# How many plants do I put in 55 gallon?



## sinthesis (May 23, 2012)

Hi! I thought this was going to be a simple thing to find online but I'm having trouble. My tank is cycling and next I will plant. I've read many places to plant a bunch at once, not to do it here and there. I realize they will grow so I don't need the instant gratification (and expense) of making it look amazing immediately. Just want to see how many I should consider starting with, so I can figure out what to get and where (suggestions of stores are more than welcome)!

I'm doing low light, low tech. I have a 55 gallon tank with eco complete black substrate and a dual T5NO bulb, and I can also add the two stock 17 watt if need be. Don't want to fool with CO2. This will be my first "real" fish tank, and first plant experience.

Plan on keeping cories, a betta, some little tetras to start. 

Thanks so much in advance!


----------



## The Trigger (May 9, 2012)

Best to plant heavily from the very start. You don't have to over do it because everything will grow in. Try for at least 50% coverage of the substrate with plants from the start. Fast growing stem plants are best. This will also help reduce the high ammonia, nitrite and nitrate levels during the cycling process


----------



## TheNamelessPoet (May 17, 2012)

You might get sucked into co2 like I did... once you get started the plants growing gets super addicting. And you can do a co2 setup for aboutr $10 yourself (for a 55).

I had SOOOOO much better luck fighting algae once i started the co2


----------



## sinthesis (May 23, 2012)

Thanks, guys. I was looking at a plant package from this one site, for a 40-55 gal they send 40+ plants for $98, free shipping. I thought that sounded crazy, and way too many plants, but after seeing how much they are in stores (about $5 each) that's like half price if I'm doing the math right. Maybe I could get by with a smaller package. I can't picture what 50% coverage would be. It's freshwateraquariumplants.com if you guys have any experience with them.


----------



## BBradbury (Nov 8, 2010)

*Your Planted Tank*



sinthesis said:


> Hi! I thought this was going to be a simple thing to find online but I'm having trouble. My tank is cycling and next I will plant. I've read many places to plant a bunch at once, not to do it here and there. I realize they will grow so I don't need the instant gratification (and expense) of making it look amazing immediately. Just want to see how many I should consider starting with, so I can figure out what to get and where (suggestions of stores are more than welcome)!
> 
> I'm doing low light, low tech. I have a 55 gallon tank with eco complete black substrate and a dual T5NO bulb, and I can also add the two stock 17 watt if need be. Don't want to fool with CO2. This will be my first "real" fish tank, and first plant experience.
> 
> ...


Hello sin...

Low light, low tech is pretty simple. You have three levels of planting: foreground (front), midground (middle) and background (back one-third of the tank).
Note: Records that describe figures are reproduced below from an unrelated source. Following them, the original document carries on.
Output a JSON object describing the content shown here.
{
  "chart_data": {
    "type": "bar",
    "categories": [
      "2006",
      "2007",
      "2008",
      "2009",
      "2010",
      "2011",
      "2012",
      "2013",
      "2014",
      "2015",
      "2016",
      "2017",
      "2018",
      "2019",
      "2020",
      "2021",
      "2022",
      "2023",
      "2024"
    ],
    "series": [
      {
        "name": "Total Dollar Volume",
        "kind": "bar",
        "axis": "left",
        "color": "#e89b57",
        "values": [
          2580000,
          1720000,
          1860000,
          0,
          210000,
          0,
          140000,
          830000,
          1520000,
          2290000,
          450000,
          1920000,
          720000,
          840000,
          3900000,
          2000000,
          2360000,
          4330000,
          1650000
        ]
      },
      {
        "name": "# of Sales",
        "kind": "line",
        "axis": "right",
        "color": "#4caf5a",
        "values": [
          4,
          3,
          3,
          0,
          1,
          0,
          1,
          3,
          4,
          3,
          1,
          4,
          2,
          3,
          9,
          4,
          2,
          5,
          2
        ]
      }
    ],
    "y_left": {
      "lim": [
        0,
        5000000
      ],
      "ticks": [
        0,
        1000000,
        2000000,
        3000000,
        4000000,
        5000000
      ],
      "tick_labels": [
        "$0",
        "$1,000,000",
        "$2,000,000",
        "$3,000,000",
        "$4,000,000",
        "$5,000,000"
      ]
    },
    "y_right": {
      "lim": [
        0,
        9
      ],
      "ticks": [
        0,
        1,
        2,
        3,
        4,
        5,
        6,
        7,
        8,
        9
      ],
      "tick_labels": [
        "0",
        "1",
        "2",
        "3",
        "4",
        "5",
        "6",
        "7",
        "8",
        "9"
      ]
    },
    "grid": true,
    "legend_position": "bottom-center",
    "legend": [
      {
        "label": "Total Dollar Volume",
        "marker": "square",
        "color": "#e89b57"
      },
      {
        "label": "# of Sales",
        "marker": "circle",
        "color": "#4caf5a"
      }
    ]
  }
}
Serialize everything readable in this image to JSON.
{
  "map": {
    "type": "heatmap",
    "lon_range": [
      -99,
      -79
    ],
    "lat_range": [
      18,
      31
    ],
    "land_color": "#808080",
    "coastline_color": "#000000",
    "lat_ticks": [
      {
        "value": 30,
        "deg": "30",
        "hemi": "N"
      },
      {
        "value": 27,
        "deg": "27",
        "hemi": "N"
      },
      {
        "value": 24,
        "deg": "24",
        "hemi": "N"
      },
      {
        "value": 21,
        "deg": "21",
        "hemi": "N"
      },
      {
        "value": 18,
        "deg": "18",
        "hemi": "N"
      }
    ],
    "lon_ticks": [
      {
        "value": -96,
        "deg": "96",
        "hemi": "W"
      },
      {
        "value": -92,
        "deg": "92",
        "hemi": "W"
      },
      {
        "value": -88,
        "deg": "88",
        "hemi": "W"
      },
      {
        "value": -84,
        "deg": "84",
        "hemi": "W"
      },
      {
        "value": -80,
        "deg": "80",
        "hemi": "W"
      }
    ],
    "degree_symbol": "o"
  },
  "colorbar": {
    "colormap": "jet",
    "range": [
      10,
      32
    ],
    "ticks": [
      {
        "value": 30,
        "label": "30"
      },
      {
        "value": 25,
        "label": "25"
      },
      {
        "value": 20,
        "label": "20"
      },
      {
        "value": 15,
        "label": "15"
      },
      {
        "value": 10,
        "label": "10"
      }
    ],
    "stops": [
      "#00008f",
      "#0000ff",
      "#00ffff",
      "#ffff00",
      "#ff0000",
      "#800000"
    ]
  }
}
Again, we're talking low light here. So, for the front go with Anubias. For the middle, go with Java fern and some Cryptocoryne. For the back, Amazon sword and Singapore moss.

You're limited on what will grow well, because you have low light. These are relatively slow growers, but will make for a nicely planted tank.

Get some fish into your tank as soon as you can do it, safely. Keep the water clean with large, frequent water changes and dose a good trace element fertilizer. I like to use liquids, but there are others. Just do a little research.

Above everything else, have fun!

B


----------



## sinthesis (May 23, 2012)

What do you guys think about this for a 55 gal? http://www.freshwateraquariumplants.com/plantpackages/15-30/pack15-30.html
I want room for this nice driftwood I got and the slate caves I'm going to build. The next size package up is for 40-55 gal, the one with 40+ plants I mentioned.


----------



## stevenjohn21 (May 23, 2012)

gordonrichards said:


> I'll send you more plants than that for the same, if not lower price.
> 
> You'd also be helping me support the forum and a hobbyist!
> 
> -Gord


 
I was going to say , buy from members on the forum as you will usually get a better deal (and better plants) and if something doesnt grow well, im sure that person will help find a solution.


----------